The coral reefs are protected by the Philippine government; commercial collection and exporting of corals is illegal. But through the Academy’s research department, Shepherd and his colleagues were able to secure permits to export corals. They returned to the Philippines in 2008 and 2009, collecting small cuttings and hand-carrying them back to the United States. “We have those now in cultivation behind the scenes in some of our holding rooms as well as on exhibit,” Shepherd says. “Our hope is to get multiple species of coral in cultivation here, new species that aren’t typically available within the public aquarium community, to grow them for our own in-house research projects, for display purposes, and to share with other public aquariums around the country, and thereby reduce the pressure for collecting coral in the wild.”

Located in shallow waters of tropical and subtropical regions, coral reefs are often described as the rainforests of the sea—vast repositories of marine biodiversity, including species that have yet to be discovered. “We’re seeing a lot of that biodiversity disappear due to a variety of human-induced reasons,” Shepherd notes, “so it’s important for us to study those and work to try to protect the rest of what we have.

“One of our goals, of course, is to try to engage people and inspire them with the beauty and majesty within our exhibits. At the Philippine Coral Reef exhibit, you’ll see more than 2,000 fish representing over 100 species. You’ll see hundreds of live corals of many, many different species—all living together, presented in a very artful way. And the hope is that you can make a connection, particularly with children, but with everyone, so people recognize that this is something beautiful in the world they may not have the opportunity to see in the wild, but they know it’s there and it’s important to protect.” 

Evolutionary Artistry
Evolutionary Artistry

Bart Shepherd ’97 did his undergraduate work at the College of William and Mary, where he double-majored in fine art and anthropology. “During that time, I was kind of a closet scientist, I guess, in that I kept aquaria in my dorm room, as many as they would let me. And I grew up on the Chesapeake Bay, so I was very much interested in coastal communities and coastal habitats. I just never really clicked with the biology thing while I was at William and Mary.”

After he graduated, he spent a year working at the Virginia Aquarium in Virginia Beach. “I realized at that point there was a ceiling to where I could go without an additional degree in the sciences and biology, so when I found myself in Poughkeepsie, I immediately looked in all the guide books and saw that there was a master’s program at Vassar.” He met with members of the Biology Department and asked to be admitted as a master’s candidate. “And they said, ‘Okay, well—slow down a second. Why don’t you take some classes, and we’ll see where that takes you?’” 

His first course was a biomechanics seminar with John Long, professor of biology and renowned fish physiologist. “I hadn’t done physics since high school, I hadn’t done calculus since high school—so it was a real stretch for me, but I could do it. So there was this kind of amazing confidence thing that came about, where I was like, hey, you know, I can really do this.”
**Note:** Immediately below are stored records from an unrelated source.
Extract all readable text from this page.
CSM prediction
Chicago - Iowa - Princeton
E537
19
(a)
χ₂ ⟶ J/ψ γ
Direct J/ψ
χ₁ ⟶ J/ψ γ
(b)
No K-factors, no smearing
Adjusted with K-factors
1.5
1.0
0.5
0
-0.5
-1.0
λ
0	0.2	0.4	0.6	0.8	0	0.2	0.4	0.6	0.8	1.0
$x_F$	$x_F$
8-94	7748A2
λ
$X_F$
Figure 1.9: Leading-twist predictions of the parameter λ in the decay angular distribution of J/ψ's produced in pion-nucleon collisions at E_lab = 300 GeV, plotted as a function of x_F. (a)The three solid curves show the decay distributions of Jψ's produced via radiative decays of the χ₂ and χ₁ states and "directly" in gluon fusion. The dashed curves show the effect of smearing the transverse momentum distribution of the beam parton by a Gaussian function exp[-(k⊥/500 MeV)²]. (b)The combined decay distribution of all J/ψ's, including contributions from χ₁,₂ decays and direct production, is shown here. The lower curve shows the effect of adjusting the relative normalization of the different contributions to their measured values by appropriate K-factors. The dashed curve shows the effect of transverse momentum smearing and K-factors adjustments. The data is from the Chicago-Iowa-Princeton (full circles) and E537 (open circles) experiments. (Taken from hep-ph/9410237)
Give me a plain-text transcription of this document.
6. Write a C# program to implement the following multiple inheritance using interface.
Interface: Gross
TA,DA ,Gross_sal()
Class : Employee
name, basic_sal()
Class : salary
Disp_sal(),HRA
Long had some grant funds to support a research associate and hired Shepherd to help run his lab and work with undergraduates on their research projects. “So I left Vassar two and a half years later with a master’s, having had an incredible learning experience, but also having had a job where I was a member of the department,” Shepherd says.

Does he regret not having majored in biology as an undergrad? “The time I spent studying art and art history and the time I spent studying biology and evolution—both of those things factor into my life here every day at the Academy,” Shepherd says. “I’m doing science, but I’m presenting it to the public using art, using elements of composition. The content is completely driven by science, but we’ve had to make that relevant to people who come through the door every day.”